Schnaitmann - Uhlbacher Götzenberg

We drink two bottles of Riesling GG grown in the Uhlbacher Götzenberg from 2012 and 2013 made by the Schnaitmann Winery.

After our short trip to the Palatinate and the 2019 vintage, we continue drinking our way through Württemberg. As a contrast to the very young and fresh wines last week, this time we have two mature Riesling GGs from 2012 and 2013 in our glasses. We drink two wines from the Schnaitmann Winery from Fellbach from the Uhlbacher Götzenberg. The winery is still relatively young, only in 1997 the first vintage was bottled under its own name. In 2006 the winery was accepted into the VDP.Württemberg, the youngest winery of the association at that time. We already noticed that the wines mature beautifully about a year ago at the VDP.Wein.Gut(s).Tour which happend along the garden show in Remstal. At 6 stations across the Rems valley, wineries opened their doors and presented the full range of Württemberg (VDP) wines with guest wineries. I very much hope that there will be a new edition at some point. Unfortunately I was lazy at that time, didn’t take notes and therefore don’t know exactly what we tasted at Schnaitmann. But I do remember the hatch in the cellar where we tasted and that I really liked the wines. Now I am happy to have two mature Rieslings from the winery in my glass.
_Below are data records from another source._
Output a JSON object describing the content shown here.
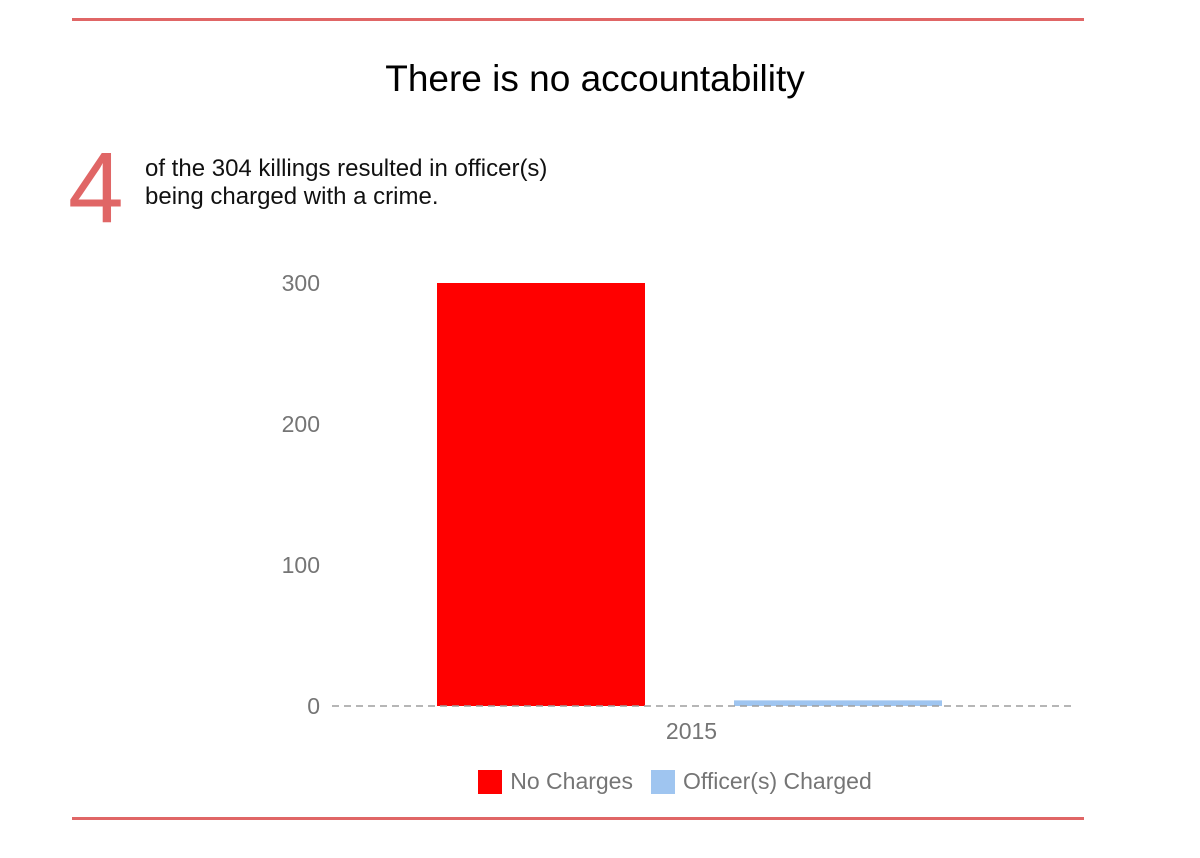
{
  "title": "There is no accountability",
  "highlight": {
    "number": "4",
    "text_line1": "of the 304 killings resulted in officer(s)",
    "text_line2": "being charged with a crime."
  },
  "colors": {
    "rule": "#e06666",
    "highlight": "#e06666",
    "no_charges": "#ff0000",
    "officers_charged": "#9fc5f0",
    "zero_line": "#9e9e9e"
  },
  "chart_data": {
    "type": "bar",
    "categories": [
      "2015"
    ],
    "series": [
      {
        "name": "No Charges",
        "values": [
          300
        ]
      },
      {
        "name": "Officer(s) Charged",
        "values": [
          4
        ]
      }
    ],
    "title": "There is no accountability",
    "xlabel": "",
    "ylabel": "",
    "ylim": [
      0,
      300
    ],
    "yticks": [
      0,
      100,
      200,
      300
    ],
    "grid": false,
    "legend": "bottom"
  }
}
The Riesling from 2012 starts very full in the nose. It appears almost a bit sweetish, there is some petrol mixed with dark yellow fruits. The ripeness is clearly noticeable. The wine still has acidity, but no edge, at least not on the palate. The acidity is completely integrated and the mouthfeel is really soft. But what is definitely there is a nice length and on the lips it finally shows the typical Riesling pull. There is a little bit of creaminess, a little bit of minerality, a little bit of gum rubbing and tannin out the back. The sweetness from the nose reveals itself in the form of caramel or forest honey and happens with more air and temperature also on the palate. I’m afraid the wine has lost a bit of its liveliness with age.

Totally unexpectedly, exactly this liveliness has resurrected after a night in the fridge. The perfect Easter wine, so to speak. In the nose there is more apple than the day before, spices, butter and more freshness. It appears slimmer, more focused than the evening before. Sure, the ripeness doesn’t disappear, where should it go, but it seems more tidy, sorted, more straightforward. The sweetness remains in the background, but there are notes of brewer’s yeast, lychee, orange lemonade and fir honey. All with more pull on the palate. It’s really a lot of fun, and the fact that a wine that seemed almost a little tired the night before wakes up like this again was really surprising.
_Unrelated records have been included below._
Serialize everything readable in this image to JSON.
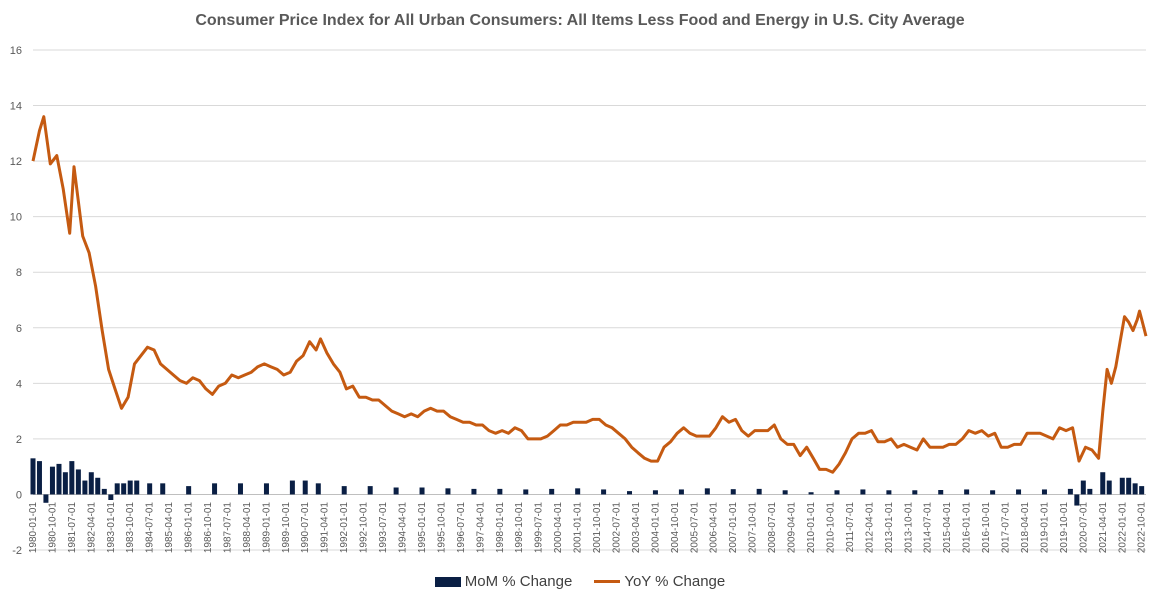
{
  "chart_data": {
    "type": "line",
    "title": "Consumer Price Index for All Urban Consumers: All Items Less Food and Energy in U.S. City Average",
    "xlabel": "",
    "ylabel": "",
    "ylim": [
      -2,
      16
    ],
    "yticks": [
      -2,
      0,
      2,
      4,
      6,
      8,
      10,
      12,
      14,
      16
    ],
    "xrange": [
      "1980-01-01",
      "2022-12-01"
    ],
    "xtick_labels": [
      "1980-01-01",
      "1980-10-01",
      "1981-07-01",
      "1982-04-01",
      "1983-01-01",
      "1983-10-01",
      "1984-07-01",
      "1985-04-01",
      "1986-01-01",
      "1986-10-01",
      "1987-07-01",
      "1988-04-01",
      "1989-01-01",
      "1989-10-01",
      "1990-07-01",
      "1991-04-01",
      "1992-01-01",
      "1992-10-01",
      "1993-07-01",
      "1994-04-01",
      "1995-01-01",
      "1995-10-01",
      "1996-07-01",
      "1997-04-01",
      "1998-01-01",
      "1998-10-01",
      "1999-07-01",
      "2000-04-01",
      "2001-01-01",
      "2001-10-01",
      "2002-07-01",
      "2003-04-01",
      "2004-01-01",
      "2004-10-01",
      "2005-07-01",
      "2006-04-01",
      "2007-01-01",
      "2007-10-01",
      "2008-07-01",
      "2009-04-01",
      "2010-01-01",
      "2010-10-01",
      "2011-07-01",
      "2012-04-01",
      "2013-01-01",
      "2013-10-01",
      "2014-07-01",
      "2015-04-01",
      "2016-01-01",
      "2016-10-01",
      "2017-07-01",
      "2018-04-01",
      "2019-01-01",
      "2019-10-01",
      "2020-07-01",
      "2021-04-01",
      "2022-01-01",
      "2022-10-01"
    ],
    "grid": true,
    "legend_position": "bottom",
    "series": [
      {
        "name": "MoM % Change",
        "type": "bar",
        "color": "#0a1f44",
        "points": [
          [
            "1980-01-01",
            1.3
          ],
          [
            "1980-04-01",
            1.2
          ],
          [
            "1980-07-01",
            -0.3
          ],
          [
            "1980-10-01",
            1.0
          ],
          [
            "1981-01-01",
            1.1
          ],
          [
            "1981-04-01",
            0.8
          ],
          [
            "1981-07-01",
            1.2
          ],
          [
            "1981-10-01",
            0.9
          ],
          [
            "1982-01-01",
            0.5
          ],
          [
            "1982-04-01",
            0.8
          ],
          [
            "1982-07-01",
            0.6
          ],
          [
            "1982-10-01",
            0.2
          ],
          [
            "1983-01-01",
            -0.2
          ],
          [
            "1983-04-01",
            0.4
          ],
          [
            "1983-07-01",
            0.4
          ],
          [
            "1983-10-01",
            0.5
          ],
          [
            "1984-01-01",
            0.5
          ],
          [
            "1984-07-01",
            0.4
          ],
          [
            "1985-01-01",
            0.4
          ],
          [
            "1986-01-01",
            0.3
          ],
          [
            "1987-01-01",
            0.4
          ],
          [
            "1988-01-01",
            0.4
          ],
          [
            "1989-01-01",
            0.4
          ],
          [
            "1990-01-01",
            0.5
          ],
          [
            "1990-07-01",
            0.5
          ],
          [
            "1991-01-01",
            0.4
          ],
          [
            "1992-01-01",
            0.3
          ],
          [
            "1993-01-01",
            0.3
          ],
          [
            "1994-01-01",
            0.25
          ],
          [
            "1995-01-01",
            0.25
          ],
          [
            "1996-01-01",
            0.22
          ],
          [
            "1997-01-01",
            0.2
          ],
          [
            "1998-01-01",
            0.2
          ],
          [
            "1999-01-01",
            0.18
          ],
          [
            "2000-01-01",
            0.2
          ],
          [
            "2001-01-01",
            0.22
          ],
          [
            "2002-01-01",
            0.18
          ],
          [
            "2003-01-01",
            0.12
          ],
          [
            "2004-01-01",
            0.15
          ],
          [
            "2005-01-01",
            0.18
          ],
          [
            "2006-01-01",
            0.22
          ],
          [
            "2007-01-01",
            0.19
          ],
          [
            "2008-01-01",
            0.2
          ],
          [
            "2009-01-01",
            0.15
          ],
          [
            "2010-01-01",
            0.08
          ],
          [
            "2011-01-01",
            0.15
          ],
          [
            "2012-01-01",
            0.18
          ],
          [
            "2013-01-01",
            0.15
          ],
          [
            "2014-01-01",
            0.15
          ],
          [
            "2015-01-01",
            0.16
          ],
          [
            "2016-01-01",
            0.18
          ],
          [
            "2017-01-01",
            0.15
          ],
          [
            "2018-01-01",
            0.18
          ],
          [
            "2019-01-01",
            0.18
          ],
          [
            "2020-01-01",
            0.2
          ],
          [
            "2020-04-01",
            -0.4
          ],
          [
            "2020-07-01",
            0.5
          ],
          [
            "2020-10-01",
            0.2
          ],
          [
            "2021-04-01",
            0.8
          ],
          [
            "2021-07-01",
            0.5
          ],
          [
            "2022-01-01",
            0.6
          ],
          [
            "2022-04-01",
            0.6
          ],
          [
            "2022-07-01",
            0.4
          ],
          [
            "2022-10-01",
            0.3
          ]
        ]
      },
      {
        "name": "YoY % Change",
        "type": "line",
        "color": "#c55a11",
        "points": [
          [
            "1980-01-01",
            12.0
          ],
          [
            "1980-04-01",
            13.1
          ],
          [
            "1980-06-01",
            13.6
          ],
          [
            "1980-09-01",
            11.9
          ],
          [
            "1980-12-01",
            12.2
          ],
          [
            "1981-03-01",
            11.0
          ],
          [
            "1981-06-01",
            9.4
          ],
          [
            "1981-08-01",
            11.8
          ],
          [
            "1981-12-01",
            9.3
          ],
          [
            "1982-03-01",
            8.7
          ],
          [
            "1982-06-01",
            7.5
          ],
          [
            "1982-09-01",
            5.9
          ],
          [
            "1982-12-01",
            4.5
          ],
          [
            "1983-03-01",
            3.8
          ],
          [
            "1983-06-01",
            3.1
          ],
          [
            "1983-09-01",
            3.5
          ],
          [
            "1983-12-01",
            4.7
          ],
          [
            "1984-03-01",
            5.0
          ],
          [
            "1984-06-01",
            5.3
          ],
          [
            "1984-09-01",
            5.2
          ],
          [
            "1984-12-01",
            4.7
          ],
          [
            "1985-03-01",
            4.5
          ],
          [
            "1985-06-01",
            4.3
          ],
          [
            "1985-09-01",
            4.1
          ],
          [
            "1985-12-01",
            4.0
          ],
          [
            "1986-03-01",
            4.2
          ],
          [
            "1986-06-01",
            4.1
          ],
          [
            "1986-09-01",
            3.8
          ],
          [
            "1986-12-01",
            3.6
          ],
          [
            "1987-03-01",
            3.9
          ],
          [
            "1987-06-01",
            4.0
          ],
          [
            "1987-09-01",
            4.3
          ],
          [
            "1987-12-01",
            4.2
          ],
          [
            "1988-03-01",
            4.3
          ],
          [
            "1988-06-01",
            4.4
          ],
          [
            "1988-09-01",
            4.6
          ],
          [
            "1988-12-01",
            4.7
          ],
          [
            "1989-03-01",
            4.6
          ],
          [
            "1989-06-01",
            4.5
          ],
          [
            "1989-09-01",
            4.3
          ],
          [
            "1989-12-01",
            4.4
          ],
          [
            "1990-03-01",
            4.8
          ],
          [
            "1990-06-01",
            5.0
          ],
          [
            "1990-09-01",
            5.5
          ],
          [
            "1990-12-01",
            5.2
          ],
          [
            "1991-02-01",
            5.6
          ],
          [
            "1991-05-01",
            5.1
          ],
          [
            "1991-08-01",
            4.7
          ],
          [
            "1991-11-01",
            4.4
          ],
          [
            "1992-02-01",
            3.8
          ],
          [
            "1992-05-01",
            3.9
          ],
          [
            "1992-08-01",
            3.5
          ],
          [
            "1992-11-01",
            3.5
          ],
          [
            "1993-02-01",
            3.4
          ],
          [
            "1993-05-01",
            3.4
          ],
          [
            "1993-08-01",
            3.2
          ],
          [
            "1993-11-01",
            3.0
          ],
          [
            "1994-02-01",
            2.9
          ],
          [
            "1994-05-01",
            2.8
          ],
          [
            "1994-08-01",
            2.9
          ],
          [
            "1994-11-01",
            2.8
          ],
          [
            "1995-02-01",
            3.0
          ],
          [
            "1995-05-01",
            3.1
          ],
          [
            "1995-08-01",
            3.0
          ],
          [
            "1995-11-01",
            3.0
          ],
          [
            "1996-02-01",
            2.8
          ],
          [
            "1996-05-01",
            2.7
          ],
          [
            "1996-08-01",
            2.6
          ],
          [
            "1996-11-01",
            2.6
          ],
          [
            "1997-02-01",
            2.5
          ],
          [
            "1997-05-01",
            2.5
          ],
          [
            "1997-08-01",
            2.3
          ],
          [
            "1997-11-01",
            2.2
          ],
          [
            "1998-02-01",
            2.3
          ],
          [
            "1998-05-01",
            2.2
          ],
          [
            "1998-08-01",
            2.4
          ],
          [
            "1998-11-01",
            2.3
          ],
          [
            "1999-02-01",
            2.0
          ],
          [
            "1999-05-01",
            2.0
          ],
          [
            "1999-08-01",
            2.0
          ],
          [
            "1999-11-01",
            2.1
          ],
          [
            "2000-02-01",
            2.3
          ],
          [
            "2000-05-01",
            2.5
          ],
          [
            "2000-08-01",
            2.5
          ],
          [
            "2000-11-01",
            2.6
          ],
          [
            "2001-02-01",
            2.6
          ],
          [
            "2001-05-01",
            2.6
          ],
          [
            "2001-08-01",
            2.7
          ],
          [
            "2001-11-01",
            2.7
          ],
          [
            "2002-02-01",
            2.5
          ],
          [
            "2002-05-01",
            2.4
          ],
          [
            "2002-08-01",
            2.2
          ],
          [
            "2002-11-01",
            2.0
          ],
          [
            "2003-02-01",
            1.7
          ],
          [
            "2003-05-01",
            1.5
          ],
          [
            "2003-08-01",
            1.3
          ],
          [
            "2003-11-01",
            1.2
          ],
          [
            "2004-02-01",
            1.2
          ],
          [
            "2004-05-01",
            1.7
          ],
          [
            "2004-08-01",
            1.9
          ],
          [
            "2004-11-01",
            2.2
          ],
          [
            "2005-02-01",
            2.4
          ],
          [
            "2005-05-01",
            2.2
          ],
          [
            "2005-08-01",
            2.1
          ],
          [
            "2005-11-01",
            2.1
          ],
          [
            "2006-02-01",
            2.1
          ],
          [
            "2006-05-01",
            2.4
          ],
          [
            "2006-08-01",
            2.8
          ],
          [
            "2006-11-01",
            2.6
          ],
          [
            "2007-02-01",
            2.7
          ],
          [
            "2007-05-01",
            2.3
          ],
          [
            "2007-08-01",
            2.1
          ],
          [
            "2007-11-01",
            2.3
          ],
          [
            "2008-02-01",
            2.3
          ],
          [
            "2008-05-01",
            2.3
          ],
          [
            "2008-08-01",
            2.5
          ],
          [
            "2008-11-01",
            2.0
          ],
          [
            "2009-02-01",
            1.8
          ],
          [
            "2009-05-01",
            1.8
          ],
          [
            "2009-08-01",
            1.4
          ],
          [
            "2009-11-01",
            1.7
          ],
          [
            "2010-02-01",
            1.3
          ],
          [
            "2010-05-01",
            0.9
          ],
          [
            "2010-08-01",
            0.9
          ],
          [
            "2010-11-01",
            0.8
          ],
          [
            "2011-02-01",
            1.1
          ],
          [
            "2011-05-01",
            1.5
          ],
          [
            "2011-08-01",
            2.0
          ],
          [
            "2011-11-01",
            2.2
          ],
          [
            "2012-02-01",
            2.2
          ],
          [
            "2012-05-01",
            2.3
          ],
          [
            "2012-08-01",
            1.9
          ],
          [
            "2012-11-01",
            1.9
          ],
          [
            "2013-02-01",
            2.0
          ],
          [
            "2013-05-01",
            1.7
          ],
          [
            "2013-08-01",
            1.8
          ],
          [
            "2013-11-01",
            1.7
          ],
          [
            "2014-02-01",
            1.6
          ],
          [
            "2014-05-01",
            2.0
          ],
          [
            "2014-08-01",
            1.7
          ],
          [
            "2014-11-01",
            1.7
          ],
          [
            "2015-02-01",
            1.7
          ],
          [
            "2015-05-01",
            1.8
          ],
          [
            "2015-08-01",
            1.8
          ],
          [
            "2015-11-01",
            2.0
          ],
          [
            "2016-02-01",
            2.3
          ],
          [
            "2016-05-01",
            2.2
          ],
          [
            "2016-08-01",
            2.3
          ],
          [
            "2016-11-01",
            2.1
          ],
          [
            "2017-02-01",
            2.2
          ],
          [
            "2017-05-01",
            1.7
          ],
          [
            "2017-08-01",
            1.7
          ],
          [
            "2017-11-01",
            1.8
          ],
          [
            "2018-02-01",
            1.8
          ],
          [
            "2018-05-01",
            2.2
          ],
          [
            "2018-08-01",
            2.2
          ],
          [
            "2018-11-01",
            2.2
          ],
          [
            "2019-02-01",
            2.1
          ],
          [
            "2019-05-01",
            2.0
          ],
          [
            "2019-08-01",
            2.4
          ],
          [
            "2019-11-01",
            2.3
          ],
          [
            "2020-02-01",
            2.4
          ],
          [
            "2020-05-01",
            1.2
          ],
          [
            "2020-08-01",
            1.7
          ],
          [
            "2020-11-01",
            1.6
          ],
          [
            "2021-02-01",
            1.3
          ],
          [
            "2021-04-01",
            3.0
          ],
          [
            "2021-06-01",
            4.5
          ],
          [
            "2021-08-01",
            4.0
          ],
          [
            "2021-10-01",
            4.6
          ],
          [
            "2021-12-01",
            5.5
          ],
          [
            "2022-02-01",
            6.4
          ],
          [
            "2022-04-01",
            6.2
          ],
          [
            "2022-06-01",
            5.9
          ],
          [
            "2022-08-01",
            6.3
          ],
          [
            "2022-09-01",
            6.6
          ],
          [
            "2022-10-01",
            6.3
          ],
          [
            "2022-12-01",
            5.7
          ]
        ]
      }
    ]
  }
}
The wine from 2013 appears darker when smelling. Very intense, very dense with lots of spice and relatively little fruit. A bit of smoke is happening, a lot of complexity, a lot of depth and quite difficult to grasp. In contrast to the 2012, the acidity is right there. What happens in the mouth is impressive anyway. First it is soft, then comes structure, minerality and then the water in your mouth starts flowing from the edges of the tongue so strong that you don’t know where to put it. Wow! This is enormous and surpasses the other vintage easily in length as well. In the nose you have the maturity, the depth, but on the tongue it feels super fresh, grabs you and rushes forward.

One day later nothing has been lost. Rather the opposite, like the 2012 it has become even more focused. More fruit in the nose, tangerine, very ripe pear, floral notes, and on the tongue more stone, more minerality and structure. The juiciness that moves from the edges of the tongue to the middle has remained. This is wonderful!

2012 is good, especially the second evening, but 2013 was a joy from the first sip. The wine is lively, straightforward and yet has so much depth that you never quite figure out what is actually happening. Whether it’s because of these two specific bottles or because you want to deduce that 2013 ages better than 2012, I don’t want to go too far out on a limb. But one thing that the evening has taught me is that it is much harder to put into words what happens on the tongue in older wines. Practice is missing here!